L’autre sujet inquiétant est la manière de diriger d’Elisabeth Borne. Un gros warning vient de s’allumer, avec l’annonce du départ, cet été, de son directeur de cabinet, mais également du directeur adjoint et d’un chef de pôle. Cela fait suite à une série de départs de son cabinet, qui ont commencé dès l’automne 2022, seulement quelques mois après sa prise de fonction.

C’est un vrai problème, car dircab à Matignon est une place stratégique, avec réellement beaucoup de pouvoir pour son titulaire, qui tranche beaucoup de choses, sans avoir à en référer au dessus. On ne peut pas y mettre n’importe qui. C’est une sorte de sommet de carrière, le genre de poste qu’on a une fois ou deux dans sa vie de très haut fonctionnaire. En général, les Premiers ministres n’ont qu’un directeur de cabinet, voire deux mais c’est exceptionnel. L’actuel titulaire du poste, Aurélien Rousseau, avait déjà fait part de son souhait de partir, en avril, mais en pleine séquence des retraites, ce n’était juste pas possible politiquement. Quand les deux principales têtes du cabinet de Matignon partent, c’est révélateur d’un problème de fond, surtout quand il n’y a pas de noms qui circulent pour les remplacer.

Matignon est une tour de contrôle, qui voit tout passer, et nécessite d’avoir des « très bons », sous peine de voir l’ensemble du travail interministériel partir en vrille. Reconduire Elisabeth Borne à Matignon, mais avec une équipe de seconde zone, en CDD de quelques mois, est une solution qui ne tiendra pas bien longtemps. On prend le risque que les couacs se multiplient : arbitrages rendus en retard, ou contestés (donc remontée encore plus forte vers l’Elysée), manque de coordination entre ministres. Certes, le secrétariat général du gouvernement fait l’essentiel du boulot technique, mais si l’échelon politique ne suit pas, c’est la thrombose assurée.

Si Elisabeth Borne reste Première ministre, c’est le signe qu’Emmanuel Macron prépare autre chose, et qu’elle va juste gérer les affaires courantes, en attendant le grand choc politique de l’automne, avec un retour aux urnes d’ici la fin de l’année.
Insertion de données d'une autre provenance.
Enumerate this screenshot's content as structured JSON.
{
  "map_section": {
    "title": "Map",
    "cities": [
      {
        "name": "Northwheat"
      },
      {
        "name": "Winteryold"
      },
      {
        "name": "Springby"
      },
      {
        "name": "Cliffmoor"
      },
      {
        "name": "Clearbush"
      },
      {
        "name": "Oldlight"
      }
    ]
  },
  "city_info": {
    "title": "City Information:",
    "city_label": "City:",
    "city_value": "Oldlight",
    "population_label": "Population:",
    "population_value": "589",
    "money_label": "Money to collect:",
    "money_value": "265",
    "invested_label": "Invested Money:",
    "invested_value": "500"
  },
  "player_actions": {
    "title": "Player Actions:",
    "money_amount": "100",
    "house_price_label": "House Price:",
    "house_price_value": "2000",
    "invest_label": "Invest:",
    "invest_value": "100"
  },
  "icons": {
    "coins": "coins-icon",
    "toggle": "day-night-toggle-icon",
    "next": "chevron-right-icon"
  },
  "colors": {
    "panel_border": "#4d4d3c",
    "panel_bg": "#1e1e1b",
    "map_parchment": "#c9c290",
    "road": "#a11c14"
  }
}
C’est, de toute manière, le seul moyen de sortir de l’impasse politique où on se trouve depuis juin 2022.

Une réponse sur « Elisabeth Borne, au bout de l’usure »
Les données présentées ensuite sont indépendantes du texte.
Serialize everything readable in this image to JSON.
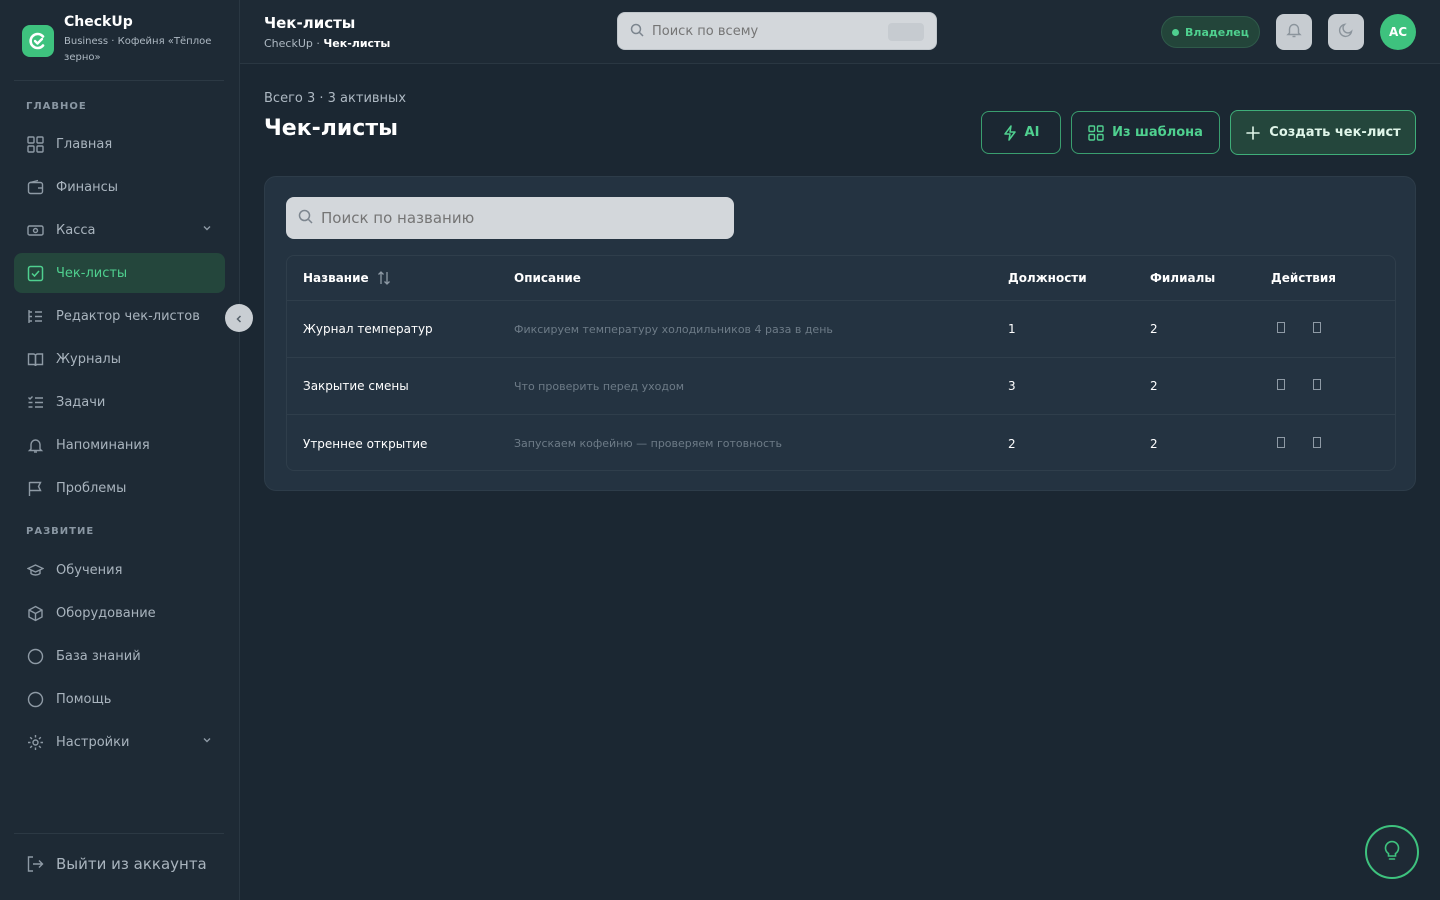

La gouvernance actuelle, avec son exécutif monolithique émancipé d’une majorité législative introuvable, fait perdre toute sa substance au poste de PM.
Ce poste n’est pas inutile, mais devient moins intéressant pour les électeurs car partie intégrante de la machinerie présidentielle.
S’il était cohérent, Macron pourrait laisser le poste vacant jusqu’à la fin du quinquennat, ou y nommer Kohler.

D’ailleurs j’ai toujours détesté l’expression « régime semi-présidentiel » (qui me semblait procéder du fait que le régime présidentiel est mal nommé) mais il faut reconnaître qu’on s’en rapproche un peu, avec ce clivage exécutif/ législatif, cette inconsistance de la production législative gouvernementale et ce rôle d’arbitre du CC. Pas de place pour un PM dans ce modèle là. Donc finalement peu importe qui est nommé.